Une distinction proprement dite entre les deux termes n’est pas évidente. Si vous voulez, la miséricorde est toujours liée à une situation concrète de détresse. Elle saute aux yeux d’un être humain qui ne détourne pas son regard, et elle saute aux yeux de Dieu. Car Dieu aussi, beaucoup plus que les humains, ne détourne pas son regard de la détresse humaine. Le mot « grâce » a un sens plus général.

« L’homme qui se comporte vraiment bien, se comporte bien pour le bien. »

Selon la conception protestante, la « grâce » est le mot qui indique le plus précisément la relation entre Dieu et l’homme dans toute sa profondeur. Dans ce sens, tout ce que l’homme est devant Dieu, il l’est grâce à Dieu. C’est pour cela que l’homme ne peut pas entrer en négociation avec Dieu. Il lui est redevable en tout, d’abord de son existence même. Dans le rapport entre Dieu et l’homme, tout vient de Dieu, sinon Dieu n’est pas pris au sérieux.

A ce propos, on a souvent dit que si l’homme reçoit tout par pure grâce de Dieu, la responsabilité de ses actes serait réduite. Il n’y aurait plus aucune raison qu’il se comporte bien. C’est ridicule, car si l’homme se comporte bien, ce n’est pas pour gagner quelque chose. Dans le rapport à Dieu, nous ne sommes pas à l’école. L’homme qui se comporte vraiment bien, se comporte bien pour le bien.

Est-ce un comportement typiquement protestant?

Évidemment que non. En ce qui concerne la miséricorde comme expérience humaine d’être engagé par la détresse d’autrui, ou comme expérience que Dieu s’intéresse à notre détresse, il n’y a pas de grandes différences entre confessions chrétiennes. Mais dans la conception de la grâce et dans la contribution de l’être humain à son salut, oui. Toutefois, nous avons compris aujourd’hui mieux qu’autrefois que les différences ne sont pas si grandes.

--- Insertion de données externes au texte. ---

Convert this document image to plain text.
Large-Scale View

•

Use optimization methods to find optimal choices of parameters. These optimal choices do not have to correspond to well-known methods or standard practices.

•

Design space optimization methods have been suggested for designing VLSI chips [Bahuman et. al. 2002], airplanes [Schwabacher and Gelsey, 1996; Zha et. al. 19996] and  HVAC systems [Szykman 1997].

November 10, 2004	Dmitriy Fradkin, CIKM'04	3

C’est ainsi qu’une Déclaration commune entre luthériens et catholiques sur la justification par la foi a pu être rédigée (en 1999, ndlr).

Comment résonne l’Année de la miséricorde pour les protestants?

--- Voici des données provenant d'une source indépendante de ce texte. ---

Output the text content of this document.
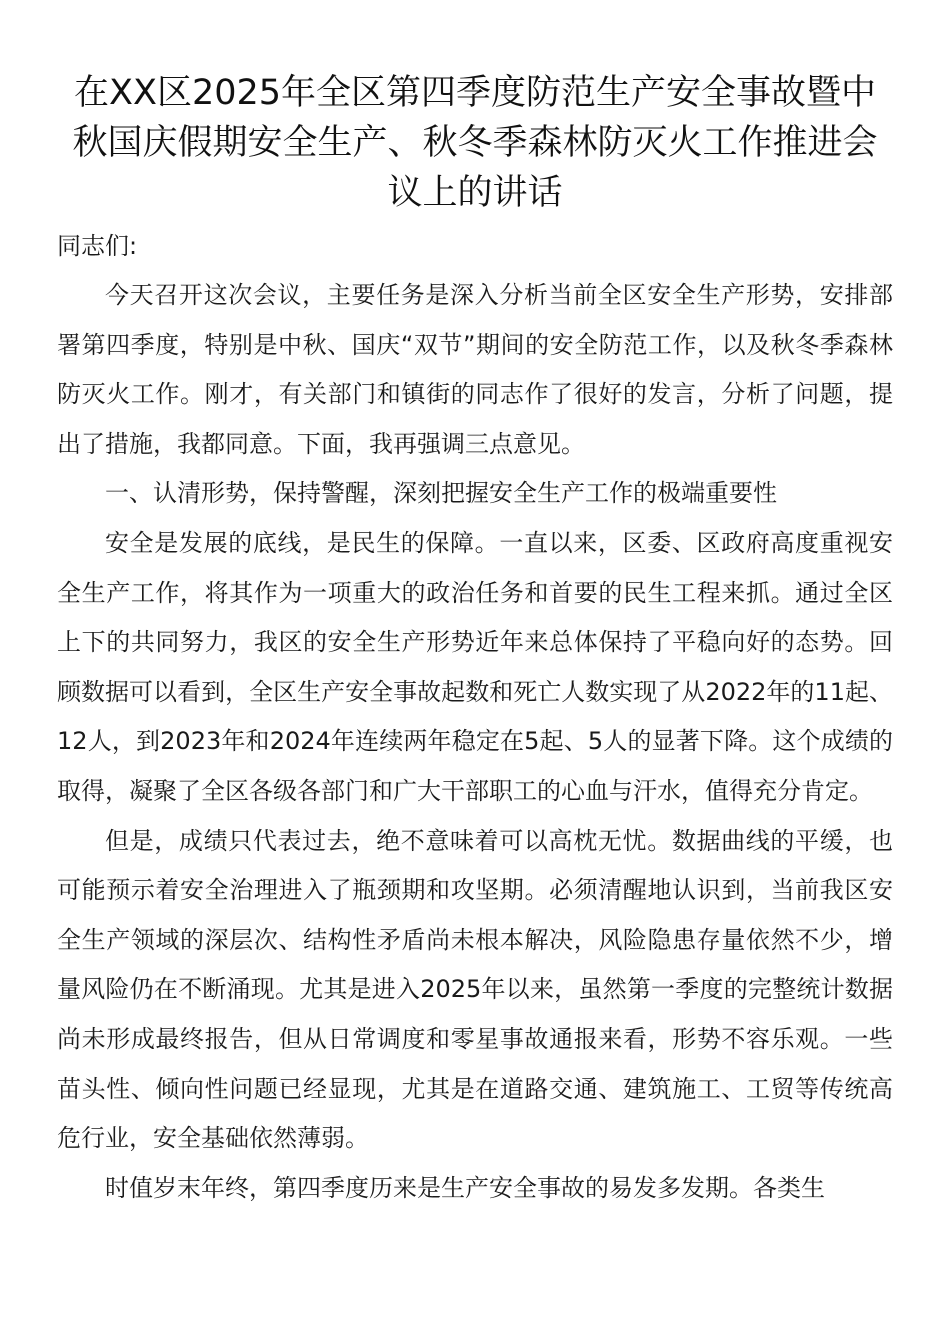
在XX区2025年全区第四季度防范生产安全事故暨中秋国庆假期安全生产、秋冬季森林防灭火工作推进会议上的讲话

同志们:

今天召开这次会议，主要任务是深入分析当前全区安全生产形势，安排部署第四季度，特别是中秋、国庆“双节”期间的安全防范工作，以及秋冬季森林防灭火工作。刚才，有关部门和镇街的同志作了很好的发言，分析了问题，提出了措施，我都同意。下面，我再强调三点意见。

一、认清形势，保持警醒，深刻把握安全生产工作的极端重要性

安全是发展的底线，是民生的保障。一直以来，区委、区政府高度重视安全生产工作，将其作为一项重大的政治任务和首要的民生工程来抓。通过全区上下的共同努力，我区的安全生产形势近年来总体保持了平稳向好的态势。回顾数据可以看到，全区生产安全事故起数和死亡人数实现了从2022年的11起、12人，到2023年和2024年连续两年稳定在5起、5人的显著下降。这个成绩的取得，凝聚了全区各级各部门和广大干部职工的心血与汗水，值得充分肯定。

但是，成绩只代表过去，绝不意味着可以高枕无忧。数据曲线的平缓，也可能预示着安全治理进入了瓶颈期和攻坚期。必须清醒地认识到，当前我区安全生产领域的深层次、结构性矛盾尚未根本解决，风险隐患存量依然不少，增量风险仍在不断涌现。尤其是进入2025年以来，虽然第一季度的完整统计数据尚未形成最终报告，但从日常调度和零星事故通报来看，形势不容乐观。一些苗头性、倾向性问题已经显现，尤其是在道路交通、建筑施工、工贸等传统高危行业，安全基础依然薄弱。

时值岁末年终，第四季度历来是生产安全事故的易发多发期。各类生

Pour une majorité de protestants, une Année sainte ne veut pas dire grand-chose. Mais cela n’empêche pas que cette Année de la miséricorde ait un impact pour les protestants aussi. Le pape a mis en avant un aspect qui représente un très grand défi de notre époque. Nous vivons dans un monde tellement poussé par des valeurs excluant la faiblesse et mettant en avant le succès, le profit et la force, que nous avons besoin que quelqu’un nous rappelle la dimension d’une tout autre valeur, à contre-courant.

« Cette Année de la miséricorde a un impact pour les protestants aussi ! »

En tant que protestant, je dirais que ce n’est pas d’abord le pape, mais l’Evangile qui nous le rappelle. Que le pape le répète de façon très courageuse ne peut que faire du bien à toute la chrétienté. Ainsi, ce que dit le pape – et sa manière de vivre ce qu’il dit – ont un impact qui dépasse les frontières du catholicisme.

Pouvez-vous donner un exemple?

Un exemple frappant est l’attitude face aux réfugiés. Certains pays ont essayé de les accueillir, comme l’Allemagne en 2015. Mais j’ai l’impression que la politique a changé. Actuellement, l’Europe veut fermer les frontières. C’est exactement le contraire de la définition de la miséricorde. Dans ce sens, la prise de position du pape a une valeur symbolique très forte aussi bien pour les protestants que pour les catholiques.

La miséricorde peut-elle favoriser l’œcuménisme?

J’ai l’impression qu’une attitude commune des Eglises par rapport à la miséricorde va de soi. Il n’y a pas besoin d’élaborer un consensus. Avant toute théorie, nous sommes dans une expérience commune. Et une telle expérience fait en effet du bien à l’œcuménisme. (cath.ch-apic/gr)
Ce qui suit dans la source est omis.